Cuando un líder le entregó una tarjeta a Timoteo, de once años de edad, él respondió: «No, gracias. No la necesito. Quiero portarme bien, y no necesito una recompensa por hacerlo». Para él, hacer lo correcto era la recompensa. Sin duda, ese muchachito tiene bien incorporados los buenos valores y desea ponerlos en práctica… haya premio o no.

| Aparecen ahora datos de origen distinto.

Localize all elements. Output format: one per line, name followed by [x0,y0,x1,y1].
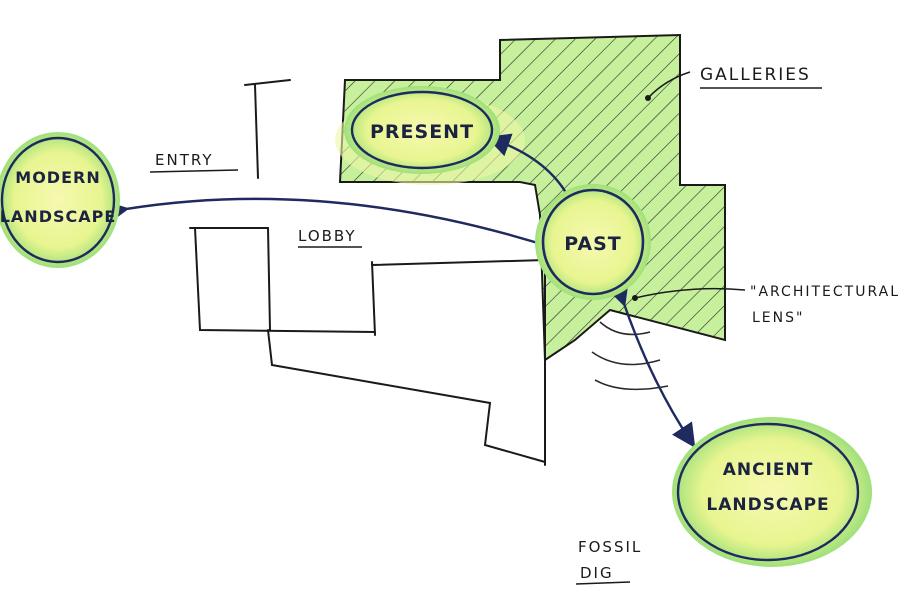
entry-label: ENTRY [155,151,214,169]
galleries-leader-dot [645,95,651,101]
arrow-past-to-ancient [605,280,696,448]
modern-landscape-label-1: MODERN [15,168,100,187]
fossil-dig-underline [575,581,631,585]
fossil-dig-label-1: FOSSIL [578,538,642,556]
node-ancient-landscape: ANCIENT LANDSCAPE [672,417,872,567]
leader-lines [634,71,746,299]
ancient-landscape-label-1: ANCIENT [723,460,814,480]
entry-underline [149,169,239,173]
architectural-lens-label-2: LENS" [752,310,804,326]
modern-landscape-label-2: LANDSCAPE [0,207,116,226]
lens-leader-dot [632,295,638,301]
galleries-label: GALLERIES [700,65,811,85]
arrow-modern-to-past [103,197,570,257]
present-label: PRESENT [370,121,474,143]
node-modern-landscape: MODERN LANDSCAPE [0,132,120,268]
lobby-label: LOBBY [298,227,357,245]
galleries-zone [338,33,726,362]
past-label: PAST [564,233,622,255]
node-present: PRESENT [344,86,500,174]
node-past: PAST [535,184,651,300]
fossil-dig-label-2: DIG [580,564,614,582]
ancient-landscape-label-2: LANDSCAPE [706,495,829,515]
architectural-lens-label-1: "ARCHITECTURAL [750,284,900,300]
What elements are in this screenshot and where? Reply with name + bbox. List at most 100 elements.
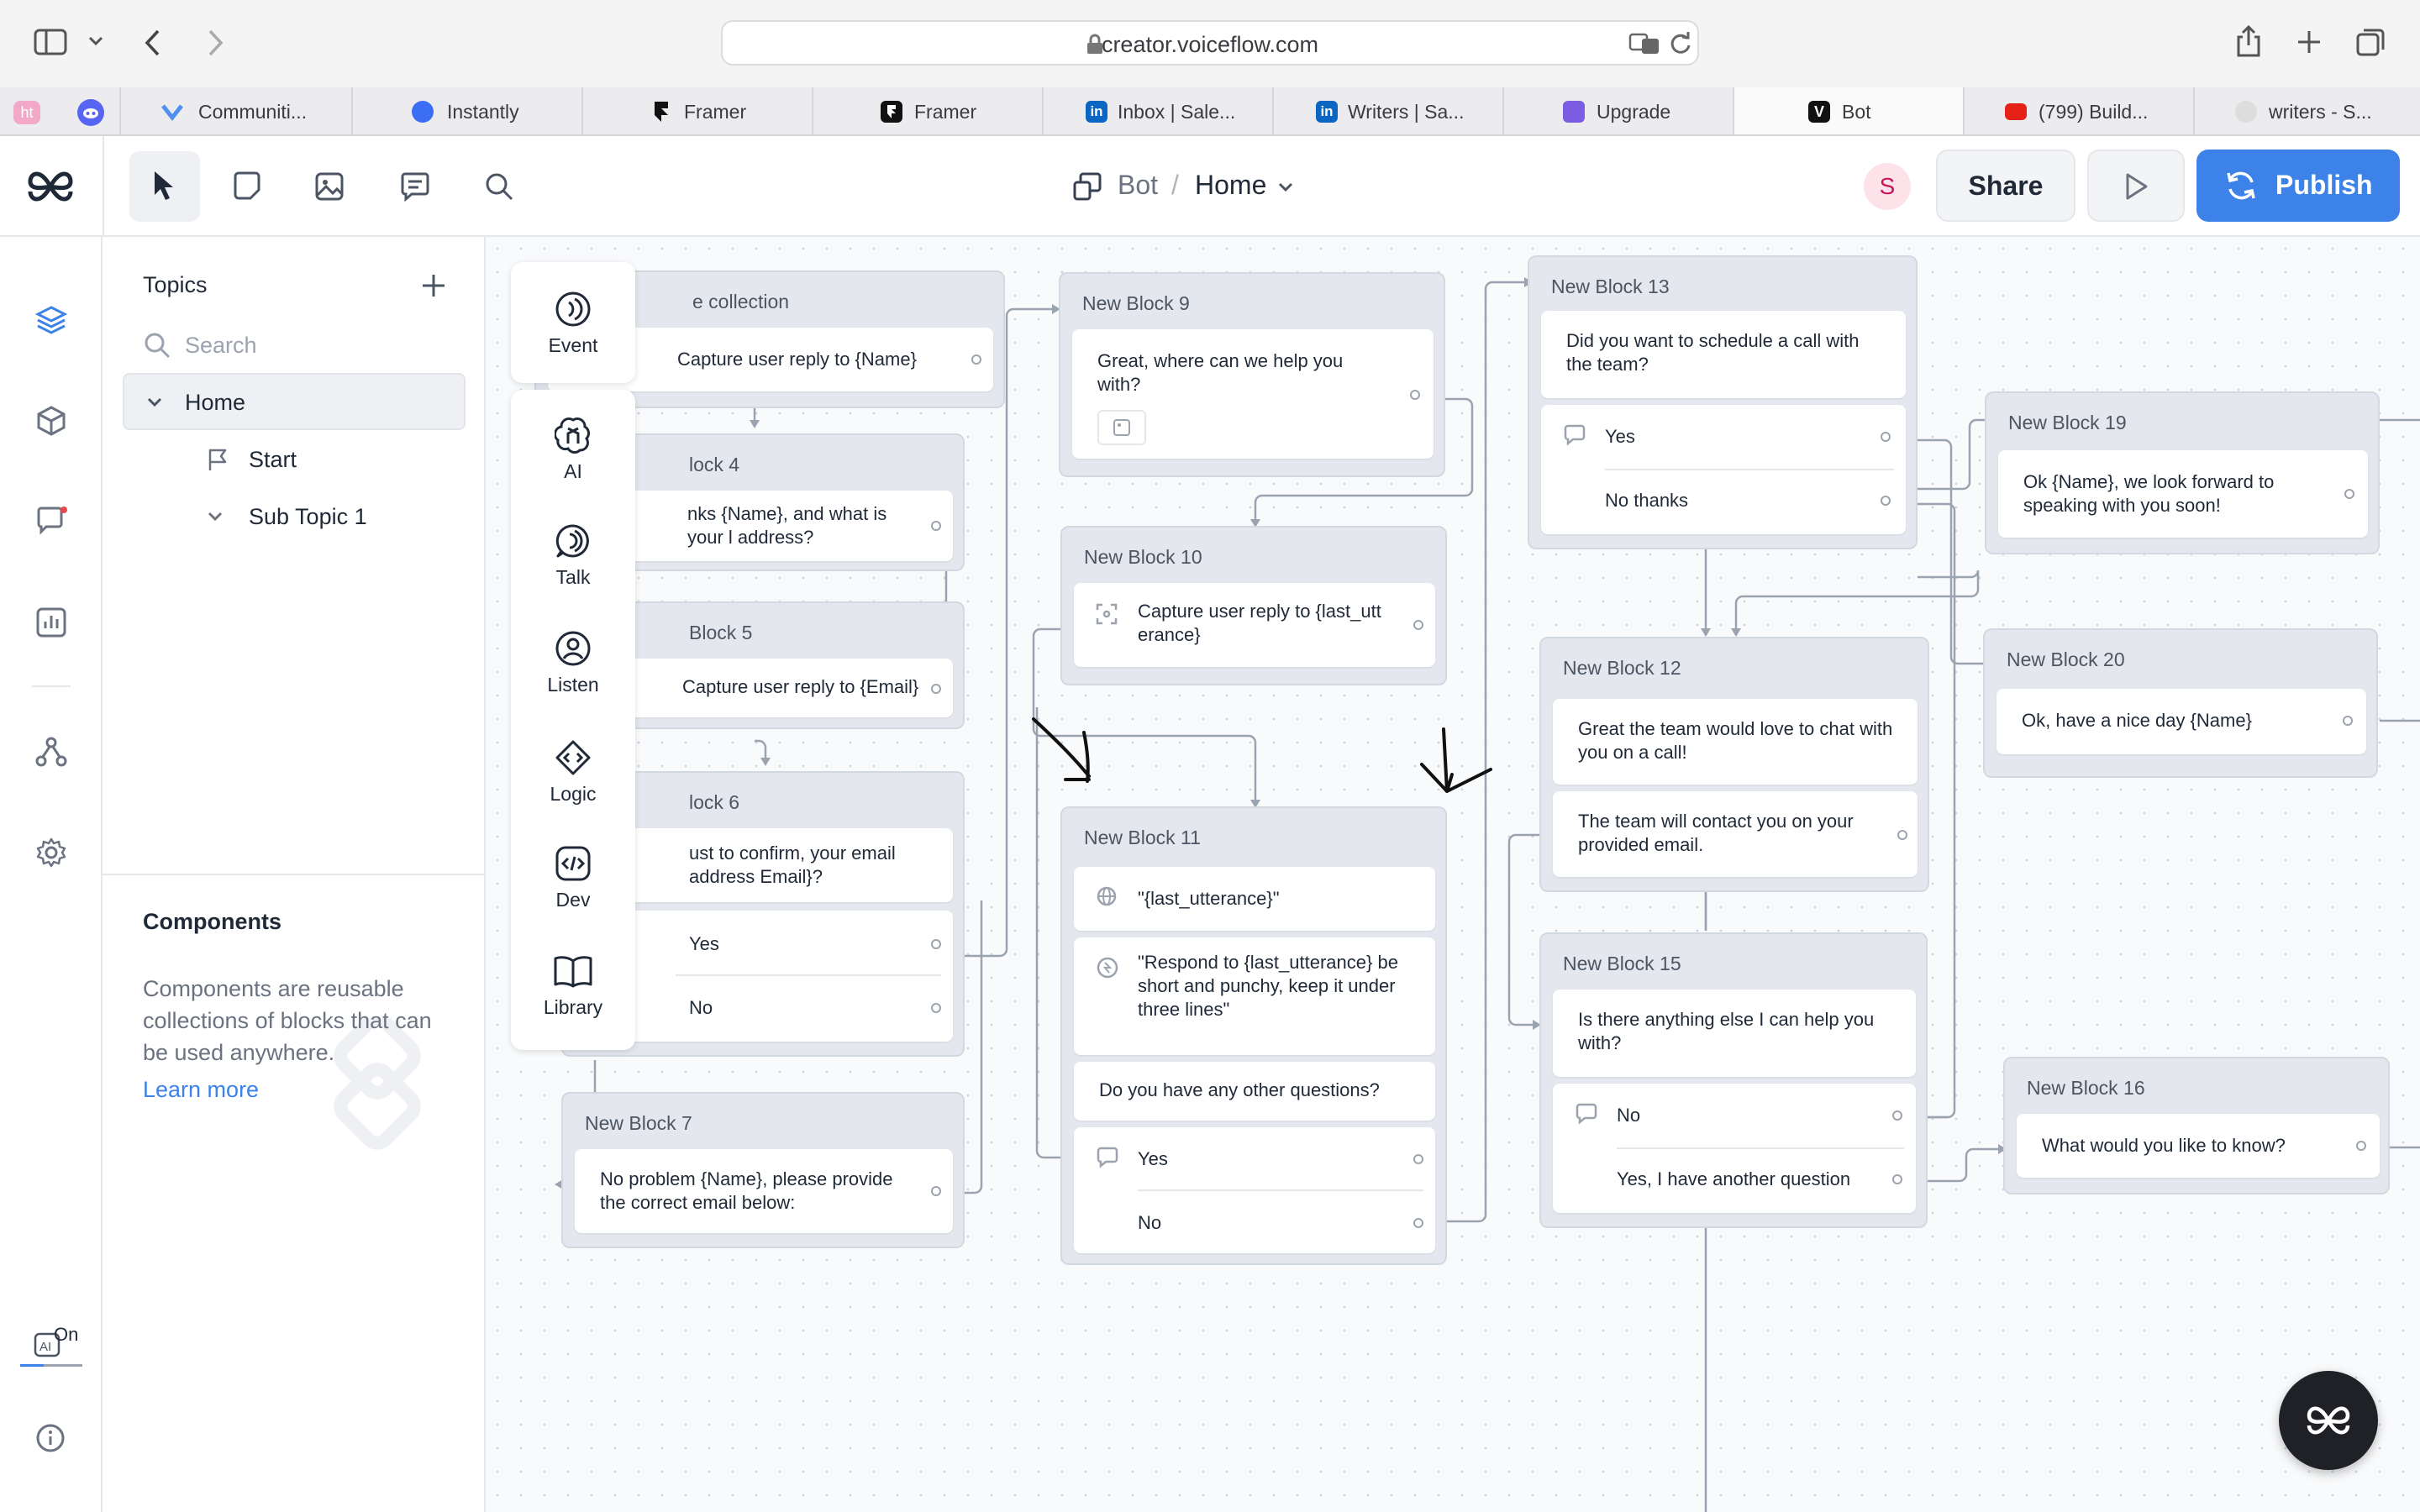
comment-tool-icon[interactable] bbox=[400, 171, 430, 202]
block-20[interactable]: New Block 20 Ok, have a nice day {Name} bbox=[1983, 628, 2378, 778]
assistant-launcher-button[interactable] bbox=[2279, 1371, 2378, 1470]
flow-canvas[interactable]: e collection Capture user reply to {Name… bbox=[486, 237, 2420, 1512]
text-step[interactable]: Ok {Name}, we look forward to speaking w… bbox=[1998, 450, 2368, 538]
tab-7[interactable]: Upgrade bbox=[1502, 87, 1733, 134]
output-port[interactable] bbox=[931, 521, 941, 531]
yes-output-port[interactable] bbox=[1881, 432, 1891, 442]
tab-overview-icon[interactable] bbox=[2356, 27, 2386, 57]
ai-assist-toggle[interactable]: AI On bbox=[20, 1324, 82, 1367]
block-16[interactable]: New Block 16 What would you like to know… bbox=[2003, 1057, 2390, 1194]
tab-3[interactable]: Framer bbox=[581, 87, 812, 134]
translate-icon[interactable] bbox=[1628, 32, 1662, 55]
search-tool-icon[interactable] bbox=[484, 171, 514, 202]
text-step[interactable]: Is there anything else I can help you wi… bbox=[1553, 990, 1916, 1077]
sidebar-toggle-icon[interactable] bbox=[34, 29, 67, 55]
palette-ai[interactable]: AI bbox=[511, 417, 635, 483]
text-step[interactable]: The team will contact you on your provid… bbox=[1553, 791, 1918, 877]
tab-4[interactable]: Framer bbox=[812, 87, 1042, 134]
yes-output-port[interactable] bbox=[1413, 1154, 1423, 1164]
back-icon[interactable] bbox=[143, 29, 163, 57]
text-step[interactable]: Did you want to schedule a call with the… bbox=[1541, 311, 1906, 398]
voiceflow-logo-icon[interactable] bbox=[24, 161, 77, 212]
choice-step[interactable]: No Yes, I have another question bbox=[1553, 1084, 1916, 1213]
tab-5[interactable]: in Inbox | Sale... bbox=[1042, 87, 1272, 134]
ai-response-step[interactable]: "Respond to {last_utterance} be short an… bbox=[1074, 937, 1435, 1055]
pointer-tool-button[interactable] bbox=[129, 151, 200, 222]
topic-search[interactable]: Search bbox=[139, 324, 459, 366]
output-port[interactable] bbox=[931, 684, 941, 694]
text-step[interactable]: Ok, have a nice day {Name} bbox=[1996, 689, 2366, 754]
block-10[interactable]: New Block 10 Capture user reply to {last… bbox=[1060, 526, 1447, 685]
palette-event[interactable]: Event bbox=[511, 291, 635, 375]
breadcrumb-topic[interactable]: Home bbox=[1195, 170, 1267, 200]
capture-step[interactable]: Capture user reply to {last_utterance} bbox=[1074, 583, 1435, 667]
yes-output-port[interactable] bbox=[1892, 1174, 1902, 1184]
breadcrumb-project[interactable]: Bot bbox=[1118, 170, 1159, 200]
text-step[interactable]: Do you have any other questions? bbox=[1074, 1062, 1435, 1121]
run-button[interactable] bbox=[2087, 150, 2185, 222]
reload-icon[interactable] bbox=[1669, 32, 1692, 55]
choice-step[interactable]: Yes No thanks bbox=[1541, 405, 1906, 534]
palette-listen[interactable]: Listen bbox=[511, 630, 635, 696]
text-step[interactable]: ust to confirm, your email address Email… bbox=[575, 828, 953, 902]
chevron-down-icon[interactable] bbox=[87, 35, 104, 47]
new-tab-icon[interactable] bbox=[2296, 29, 2323, 55]
analytics-icon[interactable] bbox=[35, 606, 67, 638]
tab-8-active[interactable]: V Bot bbox=[1733, 87, 1963, 134]
output-port[interactable] bbox=[2344, 489, 2354, 499]
palette-talk[interactable]: Talk bbox=[511, 522, 635, 589]
text-step[interactable]: No problem {Name}, please provide the co… bbox=[575, 1149, 953, 1233]
info-icon[interactable] bbox=[35, 1423, 66, 1453]
block-15[interactable]: New Block 15 Is there anything else I ca… bbox=[1539, 932, 1928, 1228]
block-12[interactable]: New Block 12 Great the team would love t… bbox=[1539, 637, 1929, 892]
block-9[interactable]: New Block 9 Great, where can we help you… bbox=[1059, 272, 1445, 477]
block-19[interactable]: New Block 19 Ok {Name}, we look forward … bbox=[1985, 391, 2380, 554]
text-step[interactable]: What would you like to know? bbox=[2017, 1114, 2380, 1178]
learn-more-link[interactable]: Learn more bbox=[143, 1077, 260, 1102]
output-port[interactable] bbox=[931, 1186, 941, 1196]
no-output-port[interactable] bbox=[1892, 1110, 1902, 1121]
add-topic-icon[interactable] bbox=[420, 272, 447, 299]
palette-library[interactable]: Library bbox=[511, 953, 635, 1019]
avatar[interactable]: S bbox=[1864, 163, 1911, 210]
capture-step[interactable]: Capture user reply to {Email} bbox=[575, 659, 953, 717]
tab-6[interactable]: in Writers | Sa... bbox=[1272, 87, 1502, 134]
note-tool-icon[interactable] bbox=[232, 171, 262, 202]
tab-10[interactable]: writers - S... bbox=[2193, 87, 2420, 134]
output-port[interactable] bbox=[1897, 830, 1907, 840]
cube-icon[interactable] bbox=[35, 405, 67, 437]
text-step[interactable]: nks {Name}, and what is your l address? bbox=[575, 491, 953, 561]
tab-2[interactable]: Instantly bbox=[351, 87, 581, 134]
image-attachment[interactable] bbox=[1097, 410, 1146, 445]
integrations-icon[interactable] bbox=[35, 736, 67, 768]
output-port[interactable] bbox=[1410, 390, 1420, 400]
no-output-port[interactable] bbox=[931, 1003, 941, 1013]
palette-dev[interactable]: Dev bbox=[511, 845, 635, 911]
forward-icon[interactable] bbox=[205, 29, 225, 57]
output-port[interactable] bbox=[2356, 1141, 2366, 1151]
settings-gear-icon[interactable] bbox=[35, 837, 67, 869]
chevron-down-icon[interactable] bbox=[1277, 181, 1294, 193]
block-11[interactable]: New Block 11 "{last_utterance}" "Respond… bbox=[1060, 806, 1447, 1265]
text-step[interactable]: Great, where can we help you with? bbox=[1072, 329, 1434, 459]
no-output-port[interactable] bbox=[1413, 1218, 1423, 1228]
sidebar-item-sub-topic-1[interactable]: Sub Topic 1 bbox=[123, 491, 466, 544]
layers-icon[interactable] bbox=[35, 304, 67, 336]
output-port[interactable] bbox=[2343, 716, 2353, 726]
tab-1[interactable]: Communiti... bbox=[119, 87, 351, 134]
text-step[interactable]: Great the team would love to chat with y… bbox=[1553, 699, 1918, 785]
output-port[interactable] bbox=[1413, 620, 1423, 630]
publish-button[interactable]: Publish bbox=[2196, 150, 2400, 222]
utterance-step[interactable]: "{last_utterance}" bbox=[1074, 867, 1435, 931]
choice-step[interactable]: Yes No bbox=[1074, 1127, 1435, 1253]
share-page-icon[interactable] bbox=[2235, 25, 2262, 59]
block-13[interactable]: New Block 13 Did you want to schedule a … bbox=[1528, 255, 1918, 549]
sidebar-item-start[interactable]: Start bbox=[123, 433, 466, 487]
chevron-down-icon[interactable] bbox=[146, 396, 163, 408]
pinned-tab-ht[interactable]: ht bbox=[13, 101, 40, 124]
choice-step[interactable]: Yes No bbox=[575, 911, 953, 1042]
share-button[interactable]: Share bbox=[1936, 150, 2075, 222]
palette-logic[interactable]: Logic bbox=[511, 739, 635, 806]
no-output-port[interactable] bbox=[1881, 496, 1891, 506]
block-7[interactable]: New Block 7 No problem {Name}, please pr… bbox=[561, 1092, 965, 1248]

Como creyentes en Cristo, nosotros un día también recibiremos recompensas. En 2 Corintios 5:10, Pablo expresa que cada uno recibirá «según lo que haya hecho mientras estaba en el cuerpo, sea bueno o sea malo». Pero el recibir una recompensa no debe ser nuestra motivación para vivir correctamente. Tampoco debe serlo ganar la salvación. El deseo y la motivación de nuestro corazón tienen que ser el amor de Dios y el procurar agradarle.
Cuando amamos a Dios, hacemos que nuestro objetivo sea complacer a Aquel que nos amó primero (1 Juan 4:19) y servirlo con motivaciones puras (Proverbios 16:2; 1 Corintios 4:5). ¡La mejor recompensa será estar con Él!
Nuestro deseo de agradar a Dios es lo que más nos motiva a obedecerlo.